La instrucción militar de la princesa Leonor responde a una tradición histórica de la monarquía española, aunque adquiere en el contexto actual una dimensión renovada. No se limita al aprendizaje técnico, sino que busca forjar liderazgo, temple y criterio en escenarios de alta complejidad.
Durante su discurso, el rey enfatizó que la experiencia en academias militares permite interiorizar valores que no se enseñan en manuales. El contacto cotidiano con hombres y mujeres de las Fuerzas Armadas fortalece la comprensión del sacrificio, la disciplina y la responsabilidad que implica el servicio al Estado.

Además, esta formación apunta a dotar a la futura reina de legitimidad institucional. Conocer el funcionamiento interno de los Ejércitos refuerza su autoridad como mando supremo y consolida el vínculo entre la Corona y las estructuras de defensa nacional.
En un contexto internacional marcado por conflictos armados, tensiones geopolíticas y desafíos a la seguridad global, la Casa Real busca transmitir un mensaje claro: la jefatura del Estado requiere preparación real, conocimiento profundo y compromiso activo con la defensa del país.
¿Qué mensaje político y social dejó la Pascua Militar?
La intervención de Margarita Robles aportó una lectura social y contemporánea al acto. La ministra destacó que la princesa representa a una generación de jóvenes que “enfrenta un futuro complejo”, atravesado por crisis internacionales, desigualdades y amenazas a la paz.
Robles puso el acento en los valores que define como pilares de la vida militar: esfuerzo, dedicación, respeto, ejemplaridad y vocación de servicio. En ese marco, vinculó la figura de la heredera con un ideal de liderazgo basado en la responsabilidad y el compromiso colectivo.

El discurso también incluyó un fuerte mensaje de género.

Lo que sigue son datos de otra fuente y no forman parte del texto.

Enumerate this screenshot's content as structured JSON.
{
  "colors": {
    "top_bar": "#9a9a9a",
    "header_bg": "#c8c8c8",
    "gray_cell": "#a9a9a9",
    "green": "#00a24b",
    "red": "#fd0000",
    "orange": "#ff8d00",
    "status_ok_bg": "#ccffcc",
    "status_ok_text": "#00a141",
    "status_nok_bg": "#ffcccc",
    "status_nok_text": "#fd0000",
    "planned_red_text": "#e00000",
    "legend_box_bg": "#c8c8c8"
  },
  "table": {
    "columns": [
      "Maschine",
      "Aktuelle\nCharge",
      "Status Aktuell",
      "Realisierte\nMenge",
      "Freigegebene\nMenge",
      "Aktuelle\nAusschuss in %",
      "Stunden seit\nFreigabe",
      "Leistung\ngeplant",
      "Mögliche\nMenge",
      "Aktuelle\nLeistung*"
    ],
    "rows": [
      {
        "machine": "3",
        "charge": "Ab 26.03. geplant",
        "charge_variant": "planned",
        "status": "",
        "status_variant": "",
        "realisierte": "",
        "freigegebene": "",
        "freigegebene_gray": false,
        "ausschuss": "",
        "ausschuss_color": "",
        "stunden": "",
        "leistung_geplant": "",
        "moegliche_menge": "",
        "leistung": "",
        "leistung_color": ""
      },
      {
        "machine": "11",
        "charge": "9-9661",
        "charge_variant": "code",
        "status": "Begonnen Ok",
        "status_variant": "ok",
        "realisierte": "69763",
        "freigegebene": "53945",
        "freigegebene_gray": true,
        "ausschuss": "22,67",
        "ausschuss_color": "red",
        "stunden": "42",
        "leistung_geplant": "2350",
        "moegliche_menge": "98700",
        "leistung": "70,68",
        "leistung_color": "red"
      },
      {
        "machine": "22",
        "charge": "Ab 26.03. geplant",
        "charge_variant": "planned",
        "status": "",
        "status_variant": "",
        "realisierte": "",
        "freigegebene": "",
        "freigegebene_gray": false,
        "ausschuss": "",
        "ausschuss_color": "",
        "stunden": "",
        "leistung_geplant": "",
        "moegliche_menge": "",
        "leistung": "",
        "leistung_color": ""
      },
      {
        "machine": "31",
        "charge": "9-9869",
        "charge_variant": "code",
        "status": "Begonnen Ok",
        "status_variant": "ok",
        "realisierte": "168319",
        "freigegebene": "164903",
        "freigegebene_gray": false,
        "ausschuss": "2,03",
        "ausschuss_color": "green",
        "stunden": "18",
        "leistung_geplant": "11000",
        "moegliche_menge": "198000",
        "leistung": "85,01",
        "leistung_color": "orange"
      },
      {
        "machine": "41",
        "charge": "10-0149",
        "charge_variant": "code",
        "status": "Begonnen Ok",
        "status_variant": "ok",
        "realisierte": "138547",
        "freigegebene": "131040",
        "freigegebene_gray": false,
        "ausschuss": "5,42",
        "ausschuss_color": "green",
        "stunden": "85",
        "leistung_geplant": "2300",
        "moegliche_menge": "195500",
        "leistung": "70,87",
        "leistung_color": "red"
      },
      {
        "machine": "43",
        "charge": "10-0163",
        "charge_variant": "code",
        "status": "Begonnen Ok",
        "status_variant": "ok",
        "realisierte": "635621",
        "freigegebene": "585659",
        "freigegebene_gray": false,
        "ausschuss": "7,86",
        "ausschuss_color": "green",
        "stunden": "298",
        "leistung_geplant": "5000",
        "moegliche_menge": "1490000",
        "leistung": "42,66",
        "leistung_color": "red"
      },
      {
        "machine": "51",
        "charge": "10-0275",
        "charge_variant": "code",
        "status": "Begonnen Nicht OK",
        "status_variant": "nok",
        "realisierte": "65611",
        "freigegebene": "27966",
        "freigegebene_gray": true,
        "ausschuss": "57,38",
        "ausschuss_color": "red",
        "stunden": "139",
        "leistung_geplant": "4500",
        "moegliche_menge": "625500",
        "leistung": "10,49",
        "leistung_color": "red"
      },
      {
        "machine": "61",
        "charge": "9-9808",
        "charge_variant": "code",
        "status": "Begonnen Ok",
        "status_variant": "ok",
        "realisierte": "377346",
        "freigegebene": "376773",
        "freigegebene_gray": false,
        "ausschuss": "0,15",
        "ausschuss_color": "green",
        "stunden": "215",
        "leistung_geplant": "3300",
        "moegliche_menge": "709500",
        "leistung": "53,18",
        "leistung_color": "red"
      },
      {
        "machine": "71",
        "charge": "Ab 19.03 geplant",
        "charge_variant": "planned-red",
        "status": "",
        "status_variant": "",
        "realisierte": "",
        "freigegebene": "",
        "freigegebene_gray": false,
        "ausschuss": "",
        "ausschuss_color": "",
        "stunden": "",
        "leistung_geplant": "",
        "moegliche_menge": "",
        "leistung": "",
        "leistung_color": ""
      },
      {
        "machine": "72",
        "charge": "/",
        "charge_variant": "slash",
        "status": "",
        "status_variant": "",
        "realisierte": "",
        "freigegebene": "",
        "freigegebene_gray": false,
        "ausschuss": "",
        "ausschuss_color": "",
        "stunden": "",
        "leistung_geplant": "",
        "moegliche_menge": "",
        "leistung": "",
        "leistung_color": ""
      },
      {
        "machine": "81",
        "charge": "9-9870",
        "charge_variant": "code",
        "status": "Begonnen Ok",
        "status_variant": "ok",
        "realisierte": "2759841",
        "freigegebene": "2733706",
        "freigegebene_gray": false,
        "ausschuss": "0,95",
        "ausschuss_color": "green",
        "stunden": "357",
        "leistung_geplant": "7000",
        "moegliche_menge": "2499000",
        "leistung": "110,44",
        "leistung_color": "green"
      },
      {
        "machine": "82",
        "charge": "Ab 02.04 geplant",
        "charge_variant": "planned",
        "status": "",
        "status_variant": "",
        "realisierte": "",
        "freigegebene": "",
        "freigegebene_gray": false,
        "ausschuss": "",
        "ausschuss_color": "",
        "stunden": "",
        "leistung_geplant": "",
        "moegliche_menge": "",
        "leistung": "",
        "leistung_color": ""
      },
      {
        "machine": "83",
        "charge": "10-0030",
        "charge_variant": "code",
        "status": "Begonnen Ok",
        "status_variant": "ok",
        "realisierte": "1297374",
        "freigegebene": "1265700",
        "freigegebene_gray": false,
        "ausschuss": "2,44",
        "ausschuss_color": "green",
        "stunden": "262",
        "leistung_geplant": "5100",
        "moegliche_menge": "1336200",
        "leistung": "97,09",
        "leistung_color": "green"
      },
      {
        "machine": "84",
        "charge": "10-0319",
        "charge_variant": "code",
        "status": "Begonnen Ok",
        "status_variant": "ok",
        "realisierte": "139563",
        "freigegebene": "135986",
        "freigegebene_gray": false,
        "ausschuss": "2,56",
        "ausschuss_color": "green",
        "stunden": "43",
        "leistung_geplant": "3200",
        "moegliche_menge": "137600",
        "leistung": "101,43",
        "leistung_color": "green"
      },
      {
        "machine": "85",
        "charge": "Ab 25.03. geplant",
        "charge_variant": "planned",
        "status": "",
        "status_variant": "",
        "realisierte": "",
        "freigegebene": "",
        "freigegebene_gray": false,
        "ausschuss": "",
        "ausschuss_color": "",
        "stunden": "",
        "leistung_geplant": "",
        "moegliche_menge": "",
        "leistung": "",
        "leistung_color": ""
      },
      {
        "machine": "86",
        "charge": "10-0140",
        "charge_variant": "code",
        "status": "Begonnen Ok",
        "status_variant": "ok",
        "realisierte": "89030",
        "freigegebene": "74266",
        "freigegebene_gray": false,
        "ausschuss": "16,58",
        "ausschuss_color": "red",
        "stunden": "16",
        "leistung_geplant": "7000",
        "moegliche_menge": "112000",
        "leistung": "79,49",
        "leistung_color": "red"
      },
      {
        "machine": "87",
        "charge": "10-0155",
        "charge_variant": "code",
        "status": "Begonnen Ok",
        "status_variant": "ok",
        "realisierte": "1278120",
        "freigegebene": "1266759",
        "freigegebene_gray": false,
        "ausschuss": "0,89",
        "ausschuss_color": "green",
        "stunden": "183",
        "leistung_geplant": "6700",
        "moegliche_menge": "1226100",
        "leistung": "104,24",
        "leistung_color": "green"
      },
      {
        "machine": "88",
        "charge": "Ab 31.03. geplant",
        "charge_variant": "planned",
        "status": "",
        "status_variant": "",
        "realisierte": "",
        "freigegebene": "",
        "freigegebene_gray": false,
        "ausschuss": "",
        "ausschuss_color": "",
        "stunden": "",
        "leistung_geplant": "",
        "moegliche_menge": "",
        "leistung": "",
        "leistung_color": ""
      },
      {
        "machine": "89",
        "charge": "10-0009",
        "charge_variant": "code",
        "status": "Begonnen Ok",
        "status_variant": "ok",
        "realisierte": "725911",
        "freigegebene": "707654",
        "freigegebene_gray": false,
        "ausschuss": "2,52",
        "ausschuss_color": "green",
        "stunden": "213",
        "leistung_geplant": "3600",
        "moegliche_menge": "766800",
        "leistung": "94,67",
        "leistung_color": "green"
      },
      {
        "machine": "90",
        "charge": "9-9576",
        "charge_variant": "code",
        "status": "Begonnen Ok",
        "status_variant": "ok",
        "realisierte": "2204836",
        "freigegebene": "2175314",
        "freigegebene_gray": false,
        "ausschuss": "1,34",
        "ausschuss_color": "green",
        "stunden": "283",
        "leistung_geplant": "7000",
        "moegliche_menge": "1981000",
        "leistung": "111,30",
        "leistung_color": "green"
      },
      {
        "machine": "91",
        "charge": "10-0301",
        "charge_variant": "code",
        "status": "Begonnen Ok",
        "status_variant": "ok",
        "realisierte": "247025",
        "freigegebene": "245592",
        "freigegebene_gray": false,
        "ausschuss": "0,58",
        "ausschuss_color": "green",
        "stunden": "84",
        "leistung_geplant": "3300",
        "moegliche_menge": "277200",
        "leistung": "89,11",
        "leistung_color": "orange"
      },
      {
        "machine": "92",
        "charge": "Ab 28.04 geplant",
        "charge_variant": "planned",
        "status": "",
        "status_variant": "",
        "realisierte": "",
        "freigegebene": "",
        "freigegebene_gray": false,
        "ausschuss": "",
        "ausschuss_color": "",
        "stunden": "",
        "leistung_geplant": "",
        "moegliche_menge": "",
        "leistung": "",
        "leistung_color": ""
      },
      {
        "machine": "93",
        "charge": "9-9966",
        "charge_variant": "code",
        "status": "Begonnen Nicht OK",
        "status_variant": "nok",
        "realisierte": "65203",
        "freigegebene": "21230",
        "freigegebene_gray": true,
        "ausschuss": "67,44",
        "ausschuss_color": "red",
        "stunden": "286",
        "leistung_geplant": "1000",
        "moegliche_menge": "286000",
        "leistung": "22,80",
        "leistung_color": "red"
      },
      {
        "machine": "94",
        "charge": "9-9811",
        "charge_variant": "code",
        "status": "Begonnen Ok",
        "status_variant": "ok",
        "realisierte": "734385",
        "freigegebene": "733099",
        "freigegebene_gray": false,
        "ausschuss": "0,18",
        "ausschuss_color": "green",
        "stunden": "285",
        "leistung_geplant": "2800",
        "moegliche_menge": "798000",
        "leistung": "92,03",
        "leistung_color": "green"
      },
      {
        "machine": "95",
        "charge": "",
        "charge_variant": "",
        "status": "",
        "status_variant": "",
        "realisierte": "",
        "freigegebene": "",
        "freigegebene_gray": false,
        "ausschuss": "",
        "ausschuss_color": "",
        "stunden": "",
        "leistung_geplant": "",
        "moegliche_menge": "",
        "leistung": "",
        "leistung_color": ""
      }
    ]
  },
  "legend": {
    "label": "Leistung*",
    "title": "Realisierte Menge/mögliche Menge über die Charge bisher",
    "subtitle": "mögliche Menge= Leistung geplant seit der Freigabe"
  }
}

La ministra recordó a Idoia Rodríguez, primera mujer militar española fallecida en una misión internacional, y rindió homenaje a las mujeres afectadas por conflictos armados en Afganistán, Gaza y Ucrania.
El cierre tuvo un tono de denuncia y memoria. Robles mencionó a las mujeres víctimas de la violencia machista en España durante el último año, conectando la defensa nacional con la defensa de los derechos humanos y la igualdad, dentro y fuera de las fronteras.